Il enchaîne avec Abada, sélectionné dans de nombreux festivals (Clermont-Ferrand, Pantin, Nice…) dans les conditions sanitaires particulières de l'année 2021. Ce contexte lui aura d'ailleurs inspiré un documentaire, le court métrage Belgium-20, filmé durant le confinement du printemps 2020.
Ce film est suivi d'une nouvelle fiction, Fratres (2021), tourné en Auvergne et qui lui permet de retrouver l'un de ses comédiens d'Abada : Pierre Sartenaer.

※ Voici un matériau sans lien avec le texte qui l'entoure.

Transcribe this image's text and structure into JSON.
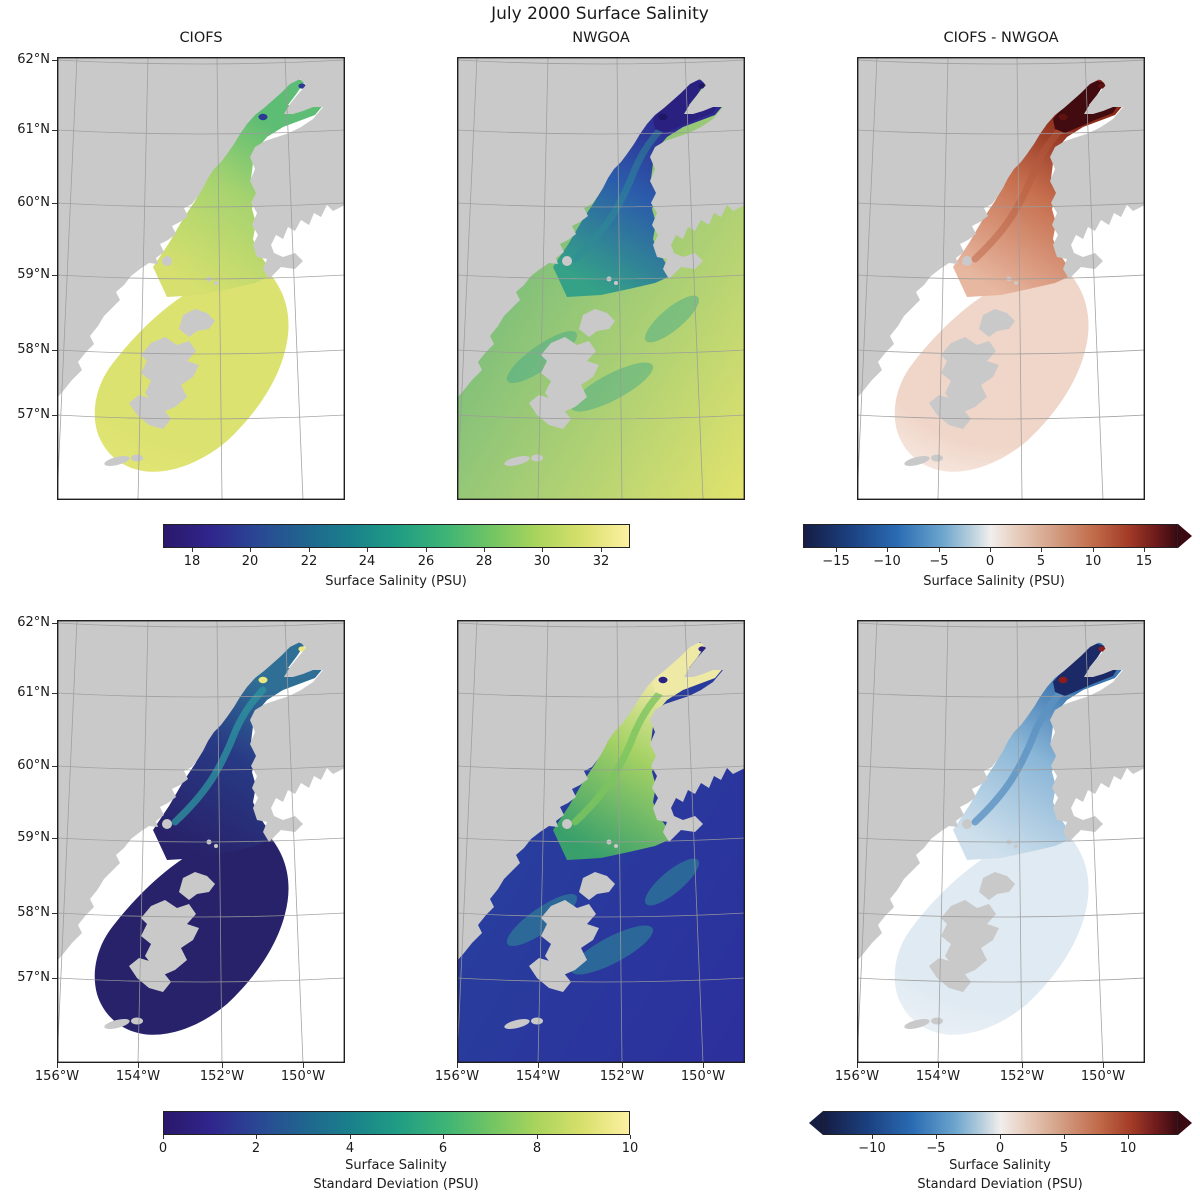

Prolifique, il signe ensuite un documentaire expérimental, Arbres. Celui-ci est primé aux Magritte du cinéma et au FIFF à Namur, en 2022-23.
Critique
Le lien père-fils est au cœur de l’œuvre de réalisateur de Jean-Benoît Ugeux. Un sillon qu’il creuse à nouveau dans Abada. Un paternel et son fiston cohabitent le temps du film, et tentent de renouer un lien distendu, de combler des manques. C’est un ballet du chat et de la souris dans les dialogues, entre l’aîné plus évasif et le cadet plus frontal. Ce regard sur la tentative de reconstruction d’une relation, mise à mal par le vécu partagé insatisfaisant, est émouvant. Une émotion ténue, car jamais dans le chantage au pathos ni dans la surcharge. La mise en scène est directe, et l’entrée dans le récit se fait au cœur d’une conversation entre les deux hommes, dans un café. Comme par effraction, le spectateur débarque en plan fixe sur le garçon, au son off du papa, avant de découvrir ce dernier en contre-champ. Simple, mais percutant. Les discussions louvoient au long de sujets divers, mais, comme toujours, en racontent beaucoup.

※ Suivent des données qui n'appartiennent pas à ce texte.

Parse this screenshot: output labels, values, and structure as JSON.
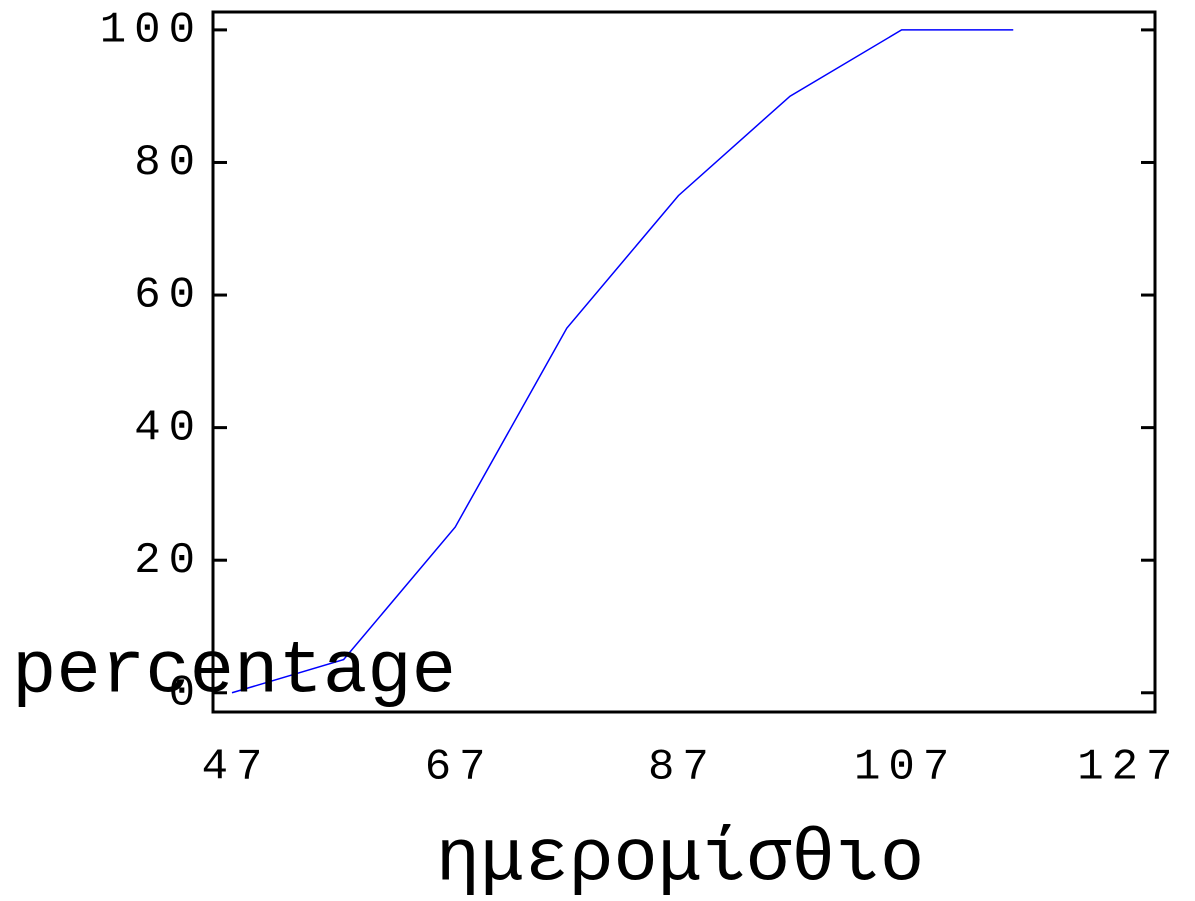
{
  "chart_data": {
    "type": "line",
    "x_label": "ημερομίσθιο",
    "y_label": "percentage",
    "x": [
      47,
      57,
      67,
      77,
      87,
      97,
      107,
      117
    ],
    "series": [
      {
        "color": "#0000ff",
        "values": [
          0,
          5,
          25,
          55,
          75,
          90,
          100,
          100
        ]
      }
    ],
    "xlim": [
      45.3,
      129.7
    ],
    "xticks": [
      47,
      67,
      87,
      107,
      127
    ],
    "ylim": [
      -2.9,
      102.7
    ],
    "yticks": [
      0,
      20,
      40,
      60,
      80,
      100
    ]
  }
}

La pudeur transpire de chaque scène. La gêne de parler du cœur des enjeux pour le père, les pauses entre les lancements de débat pour le fils. Tout est question de point de vue dans le relationnel et le passé commun. C’est ce dont les protagonistes font les frais au gré de leurs échanges. C’est aussi ce que construit le cinéaste, en cadrant les deux corps dans le même plan, dans la rue, dans les logements Airbnb géré par le paternel, en voiture, au parc, sur un canapé ou en terrasse. Les deux gars traversent ensemble l’espace, les lieux, les situations, et partagent des expériences, que chacun vit à sa manière. Les choses ne sont pas toujours ce qu’elles paraissent être au premier coup d’œil. Le règlement de comptes n’en est finalement pas un. Un livre s’avère renfermer un pilulier. Le cancer est-il vraiment là ? La communauté d’il y a trente ans était-elle vraiment insupportable ? La fameuse “Abada”.

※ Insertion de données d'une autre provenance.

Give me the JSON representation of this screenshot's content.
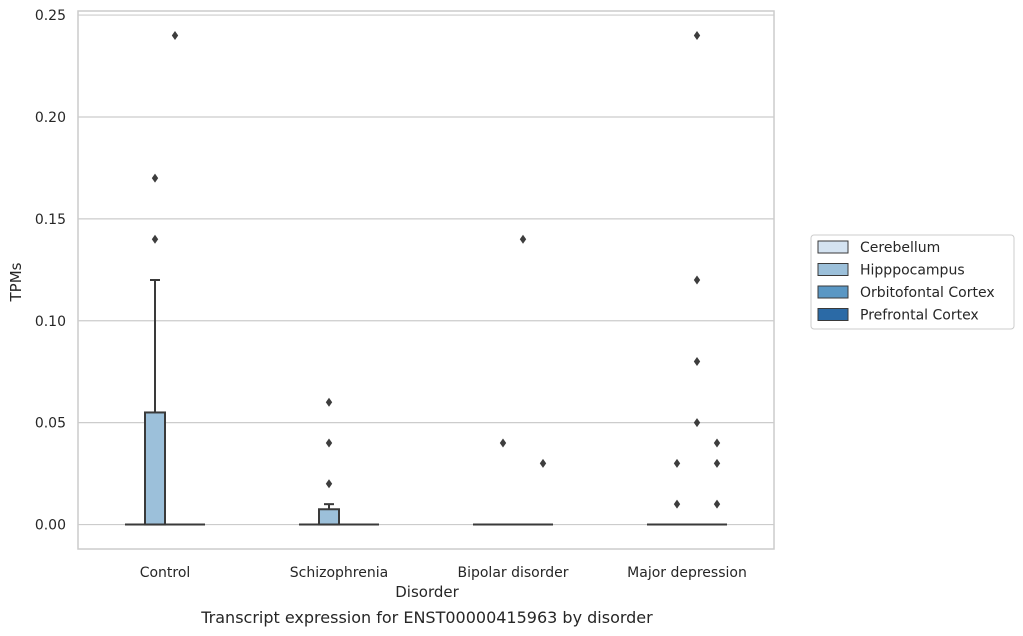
{
  "chart_data": {
    "type": "box",
    "xlabel": "Disorder",
    "ylabel": "TPMs",
    "caption": "Transcript expression for ENST00000415963 by disorder",
    "categories": [
      "Control",
      "Schizophrenia",
      "Bipolar disorder",
      "Major depression"
    ],
    "ylim": [
      -0.012,
      0.252
    ],
    "yticks": [
      0.0,
      0.05,
      0.1,
      0.15,
      0.2,
      0.25
    ],
    "ytick_labels": [
      "0.00",
      "0.05",
      "0.10",
      "0.15",
      "0.20",
      "0.25"
    ],
    "grid": true,
    "legend_position": "right",
    "colors": {
      "Cerebellum": "#d4e3f1",
      "Hipppocampus": "#9cc0da",
      "Orbitofontal Cortex": "#5a97c4",
      "Prefrontal Cortex": "#2b6aa6",
      "box_edge": "#3a3a3a",
      "grid": "#cccccc"
    },
    "series": [
      {
        "name": "Cerebellum",
        "boxes": [
          {
            "q1": 0,
            "median": 0,
            "q3": 0,
            "whisker_low": 0,
            "whisker_high": 0,
            "outliers": []
          },
          {
            "q1": 0,
            "median": 0,
            "q3": 0,
            "whisker_low": 0,
            "whisker_high": 0,
            "outliers": []
          },
          {
            "q1": 0,
            "median": 0,
            "q3": 0,
            "whisker_low": 0,
            "whisker_high": 0,
            "outliers": []
          },
          {
            "q1": 0,
            "median": 0,
            "q3": 0,
            "whisker_low": 0,
            "whisker_high": 0,
            "outliers": []
          }
        ]
      },
      {
        "name": "Hipppocampus",
        "boxes": [
          {
            "q1": 0,
            "median": 0,
            "q3": 0.055,
            "whisker_low": 0,
            "whisker_high": 0.12,
            "outliers": [
              0.14,
              0.17
            ]
          },
          {
            "q1": 0,
            "median": 0,
            "q3": 0.0075,
            "whisker_low": 0,
            "whisker_high": 0.01,
            "outliers": [
              0.02,
              0.04,
              0.06
            ]
          },
          {
            "q1": 0,
            "median": 0,
            "q3": 0,
            "whisker_low": 0,
            "whisker_high": 0,
            "outliers": [
              0.04
            ]
          },
          {
            "q1": 0,
            "median": 0,
            "q3": 0,
            "whisker_low": 0,
            "whisker_high": 0,
            "outliers": [
              0.01,
              0.03
            ]
          }
        ]
      },
      {
        "name": "Orbitofontal Cortex",
        "boxes": [
          {
            "q1": 0,
            "median": 0,
            "q3": 0,
            "whisker_low": 0,
            "whisker_high": 0,
            "outliers": [
              0.24
            ]
          },
          {
            "q1": 0,
            "median": 0,
            "q3": 0,
            "whisker_low": 0,
            "whisker_high": 0,
            "outliers": []
          },
          {
            "q1": 0,
            "median": 0,
            "q3": 0,
            "whisker_low": 0,
            "whisker_high": 0,
            "outliers": [
              0.14
            ]
          },
          {
            "q1": 0,
            "median": 0,
            "q3": 0,
            "whisker_low": 0,
            "whisker_high": 0,
            "outliers": [
              0.05,
              0.08,
              0.12,
              0.24
            ]
          }
        ]
      },
      {
        "name": "Prefrontal Cortex",
        "boxes": [
          {
            "q1": 0,
            "median": 0,
            "q3": 0,
            "whisker_low": 0,
            "whisker_high": 0,
            "outliers": []
          },
          {
            "q1": 0,
            "median": 0,
            "q3": 0,
            "whisker_low": 0,
            "whisker_high": 0,
            "outliers": []
          },
          {
            "q1": 0,
            "median": 0,
            "q3": 0,
            "whisker_low": 0,
            "whisker_high": 0,
            "outliers": [
              0.03
            ]
          },
          {
            "q1": 0,
            "median": 0,
            "q3": 0,
            "whisker_low": 0,
            "whisker_high": 0,
            "outliers": [
              0.01,
              0.03,
              0.04
            ]
          }
        ]
      }
    ]
  }
}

Dans la peau des héros, Douglas Grauwels et Pierre Sartenaer excellent. Sans air de famille évident, ils réussissent, sous l’objectif d’Ugeux, à faire croire à l’affiliation génétique. Sans rien dire, en écoutant simplement, à distance de la caméra, un air d’opéra, ils installent la réalité d’un instant de réunion. Banal, mais finalement chargé de symbole. Car c’est Una furtiva lagrima par Caruso, tiré de L’élixir d’amour de Donizetti, que l’on entend. “Une larme furtive”, à l’image de ce court sensible dans sa concrétude, qui désacralise le poids officiel, justement, en faisant chanter à ses hommes Le zizi de Pierre Perret, après avoir apprécié un grand classique. Concret aussi comme le dernier échange, où le fils évoque l’invisibilité des bébés pigeons. Ils sont finalement bien visibles eux deux, sous la lumière de Carpentras. Et le lien qui les unit aussi.
Olivier Pélisson
Réalisation et scénario : Jean-Benoît Ugeux. Image : Florian Berutti. Montage : Jeanne Plassier. Son : Elton Rabineau, Grégoire Chauvot et Xavier Thibault. Musique originale : David Atria. Interprétation : Pierre Sartenaer et Douglas Grauwels. Production : Apoptose et Origine Films.